36) The Magnificent Ambersons (1942), directed by Orson Welles.

Many of the elements of Citizen Kane which you know and love – the lifestyles of the rich and famous, deep focus, the lovechildren of tracking shots and crane shots, the protagonist you don’t like at all – are back for more in The Magnificent Ambersons, and ever so much more so. At a ball early in the film, the camera winds and falls for ages before finally settling on its targets.
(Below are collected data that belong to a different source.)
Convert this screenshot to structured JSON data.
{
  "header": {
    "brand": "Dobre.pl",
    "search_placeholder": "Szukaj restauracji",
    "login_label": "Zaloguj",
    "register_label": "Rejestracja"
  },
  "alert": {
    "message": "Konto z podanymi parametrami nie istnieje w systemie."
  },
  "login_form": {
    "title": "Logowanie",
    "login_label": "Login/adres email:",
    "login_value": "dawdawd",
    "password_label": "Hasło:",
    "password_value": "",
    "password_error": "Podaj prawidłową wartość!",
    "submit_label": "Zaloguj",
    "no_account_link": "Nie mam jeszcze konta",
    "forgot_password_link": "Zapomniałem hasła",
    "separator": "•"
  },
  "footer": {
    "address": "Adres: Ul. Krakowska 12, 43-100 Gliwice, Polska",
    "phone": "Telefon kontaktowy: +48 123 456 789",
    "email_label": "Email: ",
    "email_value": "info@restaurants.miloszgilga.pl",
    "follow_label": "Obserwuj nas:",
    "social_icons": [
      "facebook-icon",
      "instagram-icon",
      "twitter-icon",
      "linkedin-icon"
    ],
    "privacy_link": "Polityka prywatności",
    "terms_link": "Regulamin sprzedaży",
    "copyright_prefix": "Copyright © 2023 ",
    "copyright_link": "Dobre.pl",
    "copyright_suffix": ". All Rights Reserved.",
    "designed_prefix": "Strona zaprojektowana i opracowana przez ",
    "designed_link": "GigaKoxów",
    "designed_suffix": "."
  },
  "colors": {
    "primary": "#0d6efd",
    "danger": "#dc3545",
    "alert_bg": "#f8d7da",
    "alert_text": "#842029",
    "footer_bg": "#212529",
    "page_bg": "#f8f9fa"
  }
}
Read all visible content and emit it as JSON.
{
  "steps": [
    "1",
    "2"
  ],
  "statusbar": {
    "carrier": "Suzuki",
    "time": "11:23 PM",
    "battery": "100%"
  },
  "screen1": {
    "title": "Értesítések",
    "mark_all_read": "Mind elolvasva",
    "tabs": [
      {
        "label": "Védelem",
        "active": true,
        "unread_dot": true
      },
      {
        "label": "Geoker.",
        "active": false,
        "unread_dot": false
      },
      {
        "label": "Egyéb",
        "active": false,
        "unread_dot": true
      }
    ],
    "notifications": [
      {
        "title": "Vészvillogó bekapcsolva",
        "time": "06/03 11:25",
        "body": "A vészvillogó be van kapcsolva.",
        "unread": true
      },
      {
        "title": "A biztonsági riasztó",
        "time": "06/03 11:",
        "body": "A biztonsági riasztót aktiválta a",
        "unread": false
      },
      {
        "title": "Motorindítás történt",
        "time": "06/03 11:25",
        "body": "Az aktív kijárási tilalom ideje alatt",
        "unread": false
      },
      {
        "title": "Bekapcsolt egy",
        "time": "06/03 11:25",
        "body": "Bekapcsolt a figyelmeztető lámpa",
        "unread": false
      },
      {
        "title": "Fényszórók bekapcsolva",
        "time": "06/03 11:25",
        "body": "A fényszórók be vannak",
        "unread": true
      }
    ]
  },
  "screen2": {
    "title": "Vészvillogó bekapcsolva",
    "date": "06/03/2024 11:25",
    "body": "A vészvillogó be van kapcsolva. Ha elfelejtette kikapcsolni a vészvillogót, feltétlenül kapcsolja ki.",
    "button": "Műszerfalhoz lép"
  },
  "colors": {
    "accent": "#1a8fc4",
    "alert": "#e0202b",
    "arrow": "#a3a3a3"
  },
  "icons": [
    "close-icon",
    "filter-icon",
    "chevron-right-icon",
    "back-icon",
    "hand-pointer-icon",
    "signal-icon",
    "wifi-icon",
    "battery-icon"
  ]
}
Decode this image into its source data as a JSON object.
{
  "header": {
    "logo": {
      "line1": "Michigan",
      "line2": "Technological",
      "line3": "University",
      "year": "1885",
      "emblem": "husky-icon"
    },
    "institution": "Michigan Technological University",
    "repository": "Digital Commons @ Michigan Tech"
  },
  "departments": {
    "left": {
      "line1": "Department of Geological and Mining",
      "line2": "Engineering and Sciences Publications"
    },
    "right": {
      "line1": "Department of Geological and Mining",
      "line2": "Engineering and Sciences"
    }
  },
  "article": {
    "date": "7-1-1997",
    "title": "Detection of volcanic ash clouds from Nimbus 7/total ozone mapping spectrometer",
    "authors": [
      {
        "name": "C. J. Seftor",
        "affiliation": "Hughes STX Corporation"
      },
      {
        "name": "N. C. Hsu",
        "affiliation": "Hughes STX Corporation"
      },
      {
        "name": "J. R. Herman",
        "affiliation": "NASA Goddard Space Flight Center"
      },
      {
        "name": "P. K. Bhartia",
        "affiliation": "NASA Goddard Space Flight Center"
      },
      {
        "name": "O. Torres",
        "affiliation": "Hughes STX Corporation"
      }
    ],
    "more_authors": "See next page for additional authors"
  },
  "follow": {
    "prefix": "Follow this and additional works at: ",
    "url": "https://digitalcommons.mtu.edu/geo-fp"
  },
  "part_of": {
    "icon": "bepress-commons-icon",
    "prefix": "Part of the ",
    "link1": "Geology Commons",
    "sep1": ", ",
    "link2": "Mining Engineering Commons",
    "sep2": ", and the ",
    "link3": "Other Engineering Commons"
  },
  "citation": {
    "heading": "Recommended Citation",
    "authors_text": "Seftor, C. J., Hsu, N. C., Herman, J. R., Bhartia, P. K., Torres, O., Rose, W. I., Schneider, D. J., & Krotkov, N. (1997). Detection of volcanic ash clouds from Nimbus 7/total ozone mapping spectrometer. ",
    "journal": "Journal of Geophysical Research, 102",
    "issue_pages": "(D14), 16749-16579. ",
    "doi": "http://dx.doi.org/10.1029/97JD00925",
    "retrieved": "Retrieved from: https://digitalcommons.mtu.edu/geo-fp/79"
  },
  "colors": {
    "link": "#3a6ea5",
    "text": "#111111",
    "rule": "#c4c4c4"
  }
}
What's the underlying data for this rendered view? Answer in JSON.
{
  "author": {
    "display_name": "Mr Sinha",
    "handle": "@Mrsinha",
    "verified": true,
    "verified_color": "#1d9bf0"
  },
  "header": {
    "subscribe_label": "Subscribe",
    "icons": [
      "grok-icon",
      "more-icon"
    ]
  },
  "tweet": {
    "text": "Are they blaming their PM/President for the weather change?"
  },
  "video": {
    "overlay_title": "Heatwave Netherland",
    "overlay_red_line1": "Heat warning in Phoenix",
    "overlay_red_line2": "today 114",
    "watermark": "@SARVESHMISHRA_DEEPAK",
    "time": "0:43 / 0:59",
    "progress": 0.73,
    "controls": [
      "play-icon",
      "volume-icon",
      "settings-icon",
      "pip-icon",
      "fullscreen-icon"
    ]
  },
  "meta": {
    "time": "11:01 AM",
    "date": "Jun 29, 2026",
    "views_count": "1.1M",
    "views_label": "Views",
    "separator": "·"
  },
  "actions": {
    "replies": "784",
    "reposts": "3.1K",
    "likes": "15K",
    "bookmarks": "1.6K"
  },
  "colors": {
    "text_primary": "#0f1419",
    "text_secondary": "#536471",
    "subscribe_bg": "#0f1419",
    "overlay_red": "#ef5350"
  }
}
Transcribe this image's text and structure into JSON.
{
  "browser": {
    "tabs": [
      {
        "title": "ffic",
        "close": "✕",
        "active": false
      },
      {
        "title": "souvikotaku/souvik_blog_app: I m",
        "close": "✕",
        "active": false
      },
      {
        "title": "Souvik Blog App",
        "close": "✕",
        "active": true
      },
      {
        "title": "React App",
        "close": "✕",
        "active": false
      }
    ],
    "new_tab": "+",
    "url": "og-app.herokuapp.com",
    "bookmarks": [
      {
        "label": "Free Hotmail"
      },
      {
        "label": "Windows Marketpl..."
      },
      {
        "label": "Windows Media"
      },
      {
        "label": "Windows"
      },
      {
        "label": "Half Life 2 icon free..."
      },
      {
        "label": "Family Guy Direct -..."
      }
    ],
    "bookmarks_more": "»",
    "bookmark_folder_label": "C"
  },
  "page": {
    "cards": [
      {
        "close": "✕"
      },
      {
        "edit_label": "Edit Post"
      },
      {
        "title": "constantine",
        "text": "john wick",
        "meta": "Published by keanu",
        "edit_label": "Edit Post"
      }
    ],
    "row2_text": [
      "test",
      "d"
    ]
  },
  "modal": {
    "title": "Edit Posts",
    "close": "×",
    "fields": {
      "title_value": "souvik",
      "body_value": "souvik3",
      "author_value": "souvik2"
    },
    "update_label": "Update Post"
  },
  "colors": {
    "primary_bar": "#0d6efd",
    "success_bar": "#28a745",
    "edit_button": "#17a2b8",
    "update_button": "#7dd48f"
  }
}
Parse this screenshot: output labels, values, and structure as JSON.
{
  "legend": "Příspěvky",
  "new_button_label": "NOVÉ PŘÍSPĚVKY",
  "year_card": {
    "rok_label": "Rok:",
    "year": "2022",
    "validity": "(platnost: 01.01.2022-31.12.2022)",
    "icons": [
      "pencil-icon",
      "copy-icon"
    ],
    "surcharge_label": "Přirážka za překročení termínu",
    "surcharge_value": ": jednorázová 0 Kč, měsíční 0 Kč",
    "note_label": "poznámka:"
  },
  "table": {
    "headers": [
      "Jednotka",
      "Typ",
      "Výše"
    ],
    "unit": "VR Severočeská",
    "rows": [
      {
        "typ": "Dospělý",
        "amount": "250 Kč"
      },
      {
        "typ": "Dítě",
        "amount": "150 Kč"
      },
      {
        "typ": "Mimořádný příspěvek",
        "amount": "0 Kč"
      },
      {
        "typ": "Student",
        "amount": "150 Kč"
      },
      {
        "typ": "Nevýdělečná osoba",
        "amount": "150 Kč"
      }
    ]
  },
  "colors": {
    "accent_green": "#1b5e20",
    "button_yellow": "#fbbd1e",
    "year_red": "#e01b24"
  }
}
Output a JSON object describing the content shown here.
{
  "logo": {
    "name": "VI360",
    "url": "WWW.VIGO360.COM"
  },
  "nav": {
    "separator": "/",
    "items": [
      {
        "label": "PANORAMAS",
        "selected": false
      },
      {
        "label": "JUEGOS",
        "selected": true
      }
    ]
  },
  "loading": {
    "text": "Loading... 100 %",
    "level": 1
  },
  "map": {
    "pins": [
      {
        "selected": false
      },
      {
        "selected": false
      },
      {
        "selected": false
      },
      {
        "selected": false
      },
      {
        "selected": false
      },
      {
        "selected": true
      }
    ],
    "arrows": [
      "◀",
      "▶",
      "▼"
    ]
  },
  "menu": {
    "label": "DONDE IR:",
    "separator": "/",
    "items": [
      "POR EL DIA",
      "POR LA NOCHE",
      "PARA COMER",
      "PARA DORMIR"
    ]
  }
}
It’s a stunning shot; apparently, it was supposed to be even more stunning, but it was one of the pieces of the movie that the studio got its hands on. Like Greed, The Magnificent Ambersons is at least as famous for having been obliterated in the editing room by the studio as it is for being a brilliant movie of its own accord.

In its own time, the movie was probably best regarded for Agnes Moorehead’s performance, which was right. Moorehead is Fanny, an old maid who’s been carrying a torch for the inventor and entrepreneur Eugene Morgan (Joseph Cotten). Her sister was the one Morgan was in love with, but of course her sister married another man instead, Morgan married another woman, and she’s been lost in the crossfire for two decades. Moorehead does not play the role with much tragedy, but instead with a brand of cynicism that is still not popular in female roles. Fanny is one of the few characters who does not defer lightly to George (Tim Holt, who plays a moron in this movie and thus allows me to give you that link), although George is, in response, perhaps as cruel to her as anyone else.

His primary object to spit venom on is not Fanny but Gene Morgan. George, as is so often the case with young rich people, cannot imagine a future any different from the present he knows, and so he lashes out at the man who introduces horseless carriages to Indiana. In one memorable sequence, George has Lucy (a shimmering Anne Baxter) in a sleigh with him; they pass by one of Gene’s automobiles stuck in the snow, George taunts the stuck passengers (and Gene), and then turns over his sleigh and has to get a ride back with the folks in the car. The car is a strong metaphor for George’s upcoming obsolescence, and in my view is one of the better metaphors in film history. How many times do we hear the phrase “gone the way of the horse and buggy?” George’s life, as he casts it, is an unironic desire to do just that, and to do so with as little poetry as possible.